或许是因为福尔摩斯老是插话,约翰·栾斯有些不高兴。他想了一会儿后回答说:“他是一个少见的醉鬼。如果不是因为我们太忙的话,一定会请他到警察局去待几天呢。”
“他的脸,还有他的衣服,你都观察了吗?”福尔摩斯忍不住又插嘴问道。
“我和摩切搀着他的时候,还真注意到了。我记得他是一个高个子,红脸膛,下巴上长着一圈——”
“知道这些就已经可以了。”福尔摩斯大声说道,“他后来又怎么样了呢?”
“我们当时实在太忙,没谁有工夫去关注他的事情。”他说道。接着又用不屑的口气说:“我不敢说,他还记不记得回家的路。”
“他当时穿着什么样的衣服?”
“一件棕色的外衣。”
“他的手里是不是拿着一根马鞭子?”
“马鞭子?这个还真没有。”
“那他一定是把它给扔了,”福尔摩斯先生低声嘀咕,“后来你有没有看见或者听见有辆马车过去?”
“没看见也没听见。”
“这个半镑金币归你了,”福尔摩斯站起身来,戴上帽子,“栾斯,恐怕你在警察局里永远也没机会晋升了。昨天夜里你也许能捞个警长干干。昨天夜里从你手里溜掉的那个人,正是这件离奇案件的主要线索,现在我们正在找他。你那个脑袋不应该只是个装饰,也该有点儿用处才对。这会儿用不着再争论什么了。我跟你讲,事实就是这么回事。我们走吧,华生。”
在我们出来找马车的时候,那个警察还在半信半疑,迷惑不解,但是他看上去确实有些不安了。
坐车回家的路上,福尔摩斯仍然遗憾不已:“这个笨蛋!千载难逢的一大好机会,他却让它白白溜掉了。”
“我还有个问题没弄明白呢。当然,你所想象的那个人和这个警察所形容的基本一致,可是他为什么会去而复返呢?这不像是一个罪犯的行为啊。”
“他回来可能是为了那个戒指吧!对,就是为了这个。我想出一个好办法来了,咱们如果没有其他方法抓他,也可以把这个戒指当作诱饵,诱使他上钩。我肯定会把他抓住的,华生,咱们可以打个赌,我敢和你下二比一的赌注,我肯定能逮住他。说起来我还要感谢你呢。如果不是你,我也许压根就不会去那个让人讨厌的地方,那样的话,我就会失掉一个好的研究机会了。咱们称它为‘血字的研究’。
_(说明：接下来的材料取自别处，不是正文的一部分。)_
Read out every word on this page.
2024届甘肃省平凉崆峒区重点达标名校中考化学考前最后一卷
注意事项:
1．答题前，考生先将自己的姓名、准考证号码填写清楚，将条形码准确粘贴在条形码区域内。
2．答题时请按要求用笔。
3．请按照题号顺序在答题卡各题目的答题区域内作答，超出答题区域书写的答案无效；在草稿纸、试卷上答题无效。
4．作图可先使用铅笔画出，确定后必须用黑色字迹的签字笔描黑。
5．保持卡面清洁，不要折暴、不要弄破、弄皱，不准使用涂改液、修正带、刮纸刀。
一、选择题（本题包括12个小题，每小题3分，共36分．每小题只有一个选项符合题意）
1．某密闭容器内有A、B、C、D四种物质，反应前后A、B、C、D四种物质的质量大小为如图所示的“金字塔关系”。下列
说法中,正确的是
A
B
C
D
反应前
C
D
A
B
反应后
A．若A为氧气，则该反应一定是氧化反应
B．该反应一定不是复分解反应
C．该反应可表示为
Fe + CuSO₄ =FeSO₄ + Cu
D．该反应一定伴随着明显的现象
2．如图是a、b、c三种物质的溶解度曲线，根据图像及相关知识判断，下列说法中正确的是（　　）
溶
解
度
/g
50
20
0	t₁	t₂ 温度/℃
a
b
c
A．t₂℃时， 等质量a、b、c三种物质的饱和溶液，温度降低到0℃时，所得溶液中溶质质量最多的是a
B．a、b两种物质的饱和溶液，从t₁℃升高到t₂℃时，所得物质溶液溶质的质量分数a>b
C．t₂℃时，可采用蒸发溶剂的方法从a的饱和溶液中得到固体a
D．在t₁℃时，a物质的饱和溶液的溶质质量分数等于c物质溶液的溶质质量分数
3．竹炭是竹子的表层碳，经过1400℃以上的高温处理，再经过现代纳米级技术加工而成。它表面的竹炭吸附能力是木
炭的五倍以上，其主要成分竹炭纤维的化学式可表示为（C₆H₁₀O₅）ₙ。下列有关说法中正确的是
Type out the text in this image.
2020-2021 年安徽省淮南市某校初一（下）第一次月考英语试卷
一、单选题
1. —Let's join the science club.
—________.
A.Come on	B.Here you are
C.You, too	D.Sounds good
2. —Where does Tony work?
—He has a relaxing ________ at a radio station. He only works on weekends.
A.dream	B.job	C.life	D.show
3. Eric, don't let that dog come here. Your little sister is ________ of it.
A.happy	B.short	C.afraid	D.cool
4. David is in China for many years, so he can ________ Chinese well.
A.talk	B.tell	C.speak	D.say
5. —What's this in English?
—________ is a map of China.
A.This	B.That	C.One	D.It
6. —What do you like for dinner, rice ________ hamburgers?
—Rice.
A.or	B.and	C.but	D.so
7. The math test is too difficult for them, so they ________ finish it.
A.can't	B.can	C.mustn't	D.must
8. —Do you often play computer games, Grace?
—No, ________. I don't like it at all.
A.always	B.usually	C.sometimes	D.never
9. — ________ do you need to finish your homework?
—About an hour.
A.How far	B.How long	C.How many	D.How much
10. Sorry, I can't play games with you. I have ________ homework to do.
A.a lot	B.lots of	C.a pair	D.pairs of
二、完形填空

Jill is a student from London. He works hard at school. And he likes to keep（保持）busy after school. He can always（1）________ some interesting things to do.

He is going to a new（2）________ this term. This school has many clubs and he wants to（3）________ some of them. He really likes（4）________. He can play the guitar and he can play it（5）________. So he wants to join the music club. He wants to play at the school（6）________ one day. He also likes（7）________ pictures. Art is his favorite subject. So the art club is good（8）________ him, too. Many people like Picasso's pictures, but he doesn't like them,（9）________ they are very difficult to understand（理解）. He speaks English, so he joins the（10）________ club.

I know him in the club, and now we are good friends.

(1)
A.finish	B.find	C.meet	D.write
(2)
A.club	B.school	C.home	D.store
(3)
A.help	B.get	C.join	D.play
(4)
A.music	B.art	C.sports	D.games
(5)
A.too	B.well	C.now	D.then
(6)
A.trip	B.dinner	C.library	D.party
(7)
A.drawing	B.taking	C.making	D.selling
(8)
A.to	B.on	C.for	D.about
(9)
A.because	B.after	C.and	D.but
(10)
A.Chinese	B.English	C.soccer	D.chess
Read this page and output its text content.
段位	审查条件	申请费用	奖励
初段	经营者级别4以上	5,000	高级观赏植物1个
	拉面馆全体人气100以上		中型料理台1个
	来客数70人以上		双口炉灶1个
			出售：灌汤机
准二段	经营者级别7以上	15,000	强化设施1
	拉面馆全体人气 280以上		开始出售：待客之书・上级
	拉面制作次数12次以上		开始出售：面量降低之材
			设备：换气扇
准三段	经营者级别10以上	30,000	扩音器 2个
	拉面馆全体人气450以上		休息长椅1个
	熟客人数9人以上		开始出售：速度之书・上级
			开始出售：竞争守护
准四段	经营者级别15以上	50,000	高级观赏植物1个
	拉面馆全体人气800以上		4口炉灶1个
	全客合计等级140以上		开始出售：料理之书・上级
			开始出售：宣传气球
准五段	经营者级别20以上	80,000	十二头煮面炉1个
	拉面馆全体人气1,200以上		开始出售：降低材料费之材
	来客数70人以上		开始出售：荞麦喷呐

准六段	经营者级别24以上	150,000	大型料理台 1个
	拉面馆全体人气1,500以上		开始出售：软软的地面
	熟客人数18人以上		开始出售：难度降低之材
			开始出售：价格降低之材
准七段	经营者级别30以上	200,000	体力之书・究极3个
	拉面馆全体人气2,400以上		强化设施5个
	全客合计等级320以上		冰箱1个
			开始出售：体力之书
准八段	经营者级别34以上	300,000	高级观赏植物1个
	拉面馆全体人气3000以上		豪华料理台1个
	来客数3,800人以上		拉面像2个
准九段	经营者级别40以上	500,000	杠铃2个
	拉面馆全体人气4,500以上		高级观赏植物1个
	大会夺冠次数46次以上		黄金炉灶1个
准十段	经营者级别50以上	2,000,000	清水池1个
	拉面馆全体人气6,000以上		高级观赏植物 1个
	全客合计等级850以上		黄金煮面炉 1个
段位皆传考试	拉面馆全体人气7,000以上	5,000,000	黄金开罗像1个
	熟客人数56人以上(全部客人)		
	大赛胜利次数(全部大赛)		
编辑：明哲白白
咱们也可以借一下华美的词语来形容侦探工作,谋杀案就如同一条红线,横亘在平淡无奇的生活中间。去揭露它是我们的责任,让它彻底地加以暴露,把它从人们的视野中清理掉。可以了,咱们先去吃个饭,再去听听诺尔曼·聂鲁达的演奏。她演奏的指法和弓法实在是棒极了,而且她演奏肖邦的曲子,真是让人感觉回味无穷:特拉—拉—拉—利拉—利拉—莱。”
福尔摩斯靠在马车上快乐地歌唱着,就如同一只云雀在歌唱。而我却陷入了深深的沉思:人的头脑真的是无所不能啊。